Report developers use it like this:
SELECT s.*
FROM MERIDIAN.LOANS l,
TABLE(MERIDIAN.FN_AMORTIZATION_SCHEDULE(
l.PRINCIPAL, l.ANNUAL_INTEREST_RATE, l.TERM_MONTHS
)) AS s
WHERE l.LOAN_TYPE = 'MORTGAGE' AND l.STATUS = 'ACTIVE';
This replaces a COBOL batch program that previously took 45 minutes to generate the same data.
Testing Approach
Each function has a corresponding set of test cases validated against an independent Excel model (maintained by the compliance team):
| Function | Test Cases | Validation Method |
|---|---|---|
| FN_COMPOUND_INTEREST | 15 | Excel EFFECT() comparison |
| FN_MONTHLY_PAYMENT | 12 | Excel PMT() comparison |
| FN_APY | 8 | Regulatory formula verification |
| FN_RISK_SCORE | 20 | Manual calculation by risk team |
| FN_MASK_ACCOUNT | 10 | Pattern matching verification |
All tests are automated in a test procedure that runs nightly and reports any discrepancies.
Results
| Metric | Before UDF Library | After UDF Library |
|---|---|---|
| APY calculation variants | 3 different formulas | 1 canonical function |
| Report development time | 2-3 days | 0.5-1 day |
| Calculation audit findings | 3 per quarter | 0 |
| Amortization report runtime | 45 minutes (batch) | 3 minutes (SQL) |
| Masking inconsistencies | Frequent | None |
Lessons Learned
- Performance testing is essential. A UDF that works perfectly for 100 rows can bring a 10-million-row report to a halt. Test at production scale before deployment.

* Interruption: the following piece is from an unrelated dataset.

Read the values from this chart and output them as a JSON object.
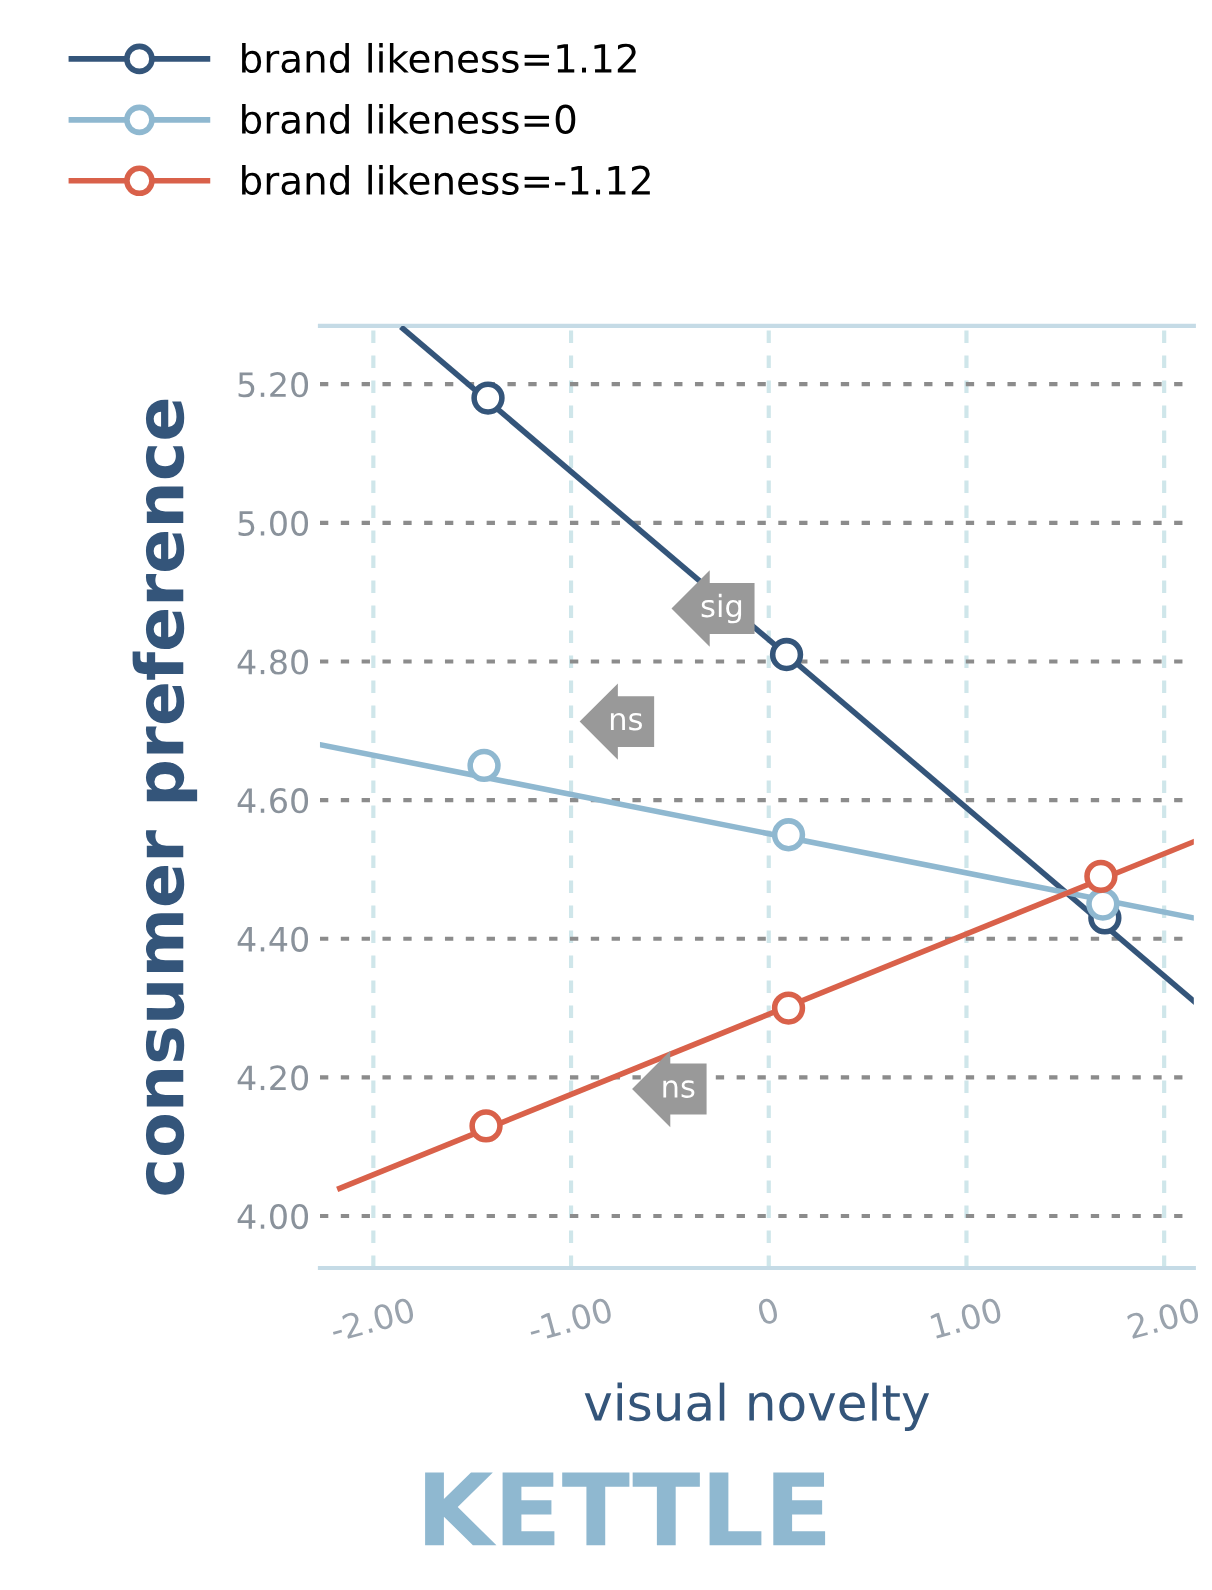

- Generated columns bridge the performance gap. Pre-computing UDF results as generated columns gives you the consistency of a function with the performance of a stored value.
- Versioning matters for compliance. When a regulator asks "which formula did you use for this 2024 report?", you need to point to the exact function version that was active at that time.
- Document the math. Every financial function includes a comment block with the formula, its source (e.g., "OCC Regulation CC, Section 229.2"), and sample calculations.
Discussion Questions
- Should masking functions like
FN_MASK_SSNbe implemented as UDFs that every developer can call, or should masking be enforced at a different layer (views, column masks)? - How would you handle a regulatory change that requires modifying
FN_APY? What about reports that have already been generated using the old formula? - A developer proposes creating a UDF that calls an external web service for real-time exchange rates. What concerns would you raise?